The Archaeological Survey of India has declared the archaeological site and remains at Sadikpur Sinauli in Uttar Pradesh’s Baghpat district to be of “national importance” .
- At this site evidence of the existence of a warrior class around 2,000 BCE was discovered in 2018 have.
- The ASI’s notification under provisions of the Ancient Monuments and Archaeological Sites and Remains Act, 1958 on September 2, 2020 brings the 28.67-hectare-site under Central protection.
- The site would now be maintained by the ASI and development works around it would be subject to Central rules.
- The ASI unearthed remains of chariots, shields, swords and other items indicating the presence of a warrior class at the site that is 68 km from Delhi.
- The ASI had issued a draft notification on June 6, 2019 about its plans to declare the site to be of national importance and sought feedback from the public for a period of two months.
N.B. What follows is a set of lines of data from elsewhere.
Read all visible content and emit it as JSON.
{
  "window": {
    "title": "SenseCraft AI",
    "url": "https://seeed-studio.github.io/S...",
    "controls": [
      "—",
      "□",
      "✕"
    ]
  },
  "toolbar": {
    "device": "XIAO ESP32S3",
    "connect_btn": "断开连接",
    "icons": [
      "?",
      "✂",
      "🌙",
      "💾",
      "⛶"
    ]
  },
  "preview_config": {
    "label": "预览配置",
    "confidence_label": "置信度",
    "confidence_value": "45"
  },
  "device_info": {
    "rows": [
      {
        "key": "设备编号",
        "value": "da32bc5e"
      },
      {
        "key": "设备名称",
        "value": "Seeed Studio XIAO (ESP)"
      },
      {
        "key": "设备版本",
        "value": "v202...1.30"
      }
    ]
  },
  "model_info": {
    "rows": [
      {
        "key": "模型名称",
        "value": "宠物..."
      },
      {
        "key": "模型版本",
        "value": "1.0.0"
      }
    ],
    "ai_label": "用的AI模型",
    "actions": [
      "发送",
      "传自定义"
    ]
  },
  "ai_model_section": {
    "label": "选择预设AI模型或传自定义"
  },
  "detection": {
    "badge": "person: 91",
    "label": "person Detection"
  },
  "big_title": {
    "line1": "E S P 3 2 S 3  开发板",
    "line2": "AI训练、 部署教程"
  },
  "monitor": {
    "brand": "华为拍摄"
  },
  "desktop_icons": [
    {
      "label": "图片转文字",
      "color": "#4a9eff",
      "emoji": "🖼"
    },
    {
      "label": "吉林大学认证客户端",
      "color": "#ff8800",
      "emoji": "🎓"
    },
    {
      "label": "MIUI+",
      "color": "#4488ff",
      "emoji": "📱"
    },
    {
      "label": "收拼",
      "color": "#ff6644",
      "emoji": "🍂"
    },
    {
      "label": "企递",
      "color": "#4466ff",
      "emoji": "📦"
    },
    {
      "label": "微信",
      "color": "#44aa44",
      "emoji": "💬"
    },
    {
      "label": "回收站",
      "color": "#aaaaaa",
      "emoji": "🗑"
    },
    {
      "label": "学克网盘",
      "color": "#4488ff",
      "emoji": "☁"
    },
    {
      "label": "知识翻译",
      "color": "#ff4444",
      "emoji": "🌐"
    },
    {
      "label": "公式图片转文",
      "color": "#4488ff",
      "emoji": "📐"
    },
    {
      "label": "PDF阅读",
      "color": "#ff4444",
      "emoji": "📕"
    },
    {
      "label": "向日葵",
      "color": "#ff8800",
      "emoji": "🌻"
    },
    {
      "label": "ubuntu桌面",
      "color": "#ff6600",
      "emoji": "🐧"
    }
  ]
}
- Three chariots, legged coffins, shields, swords and helmets were among the objects found at the site.
- ASI termed the site the “largest necropolis of the late Harappan period datable to around early part of second millennium BCE”.
- The objects, which date back 3,700 to 4,000 years, have been kept at the ASI Institute of Archaeology currently.
- With the declaration of the site as one of national importance, it comes under the ASI’s protection.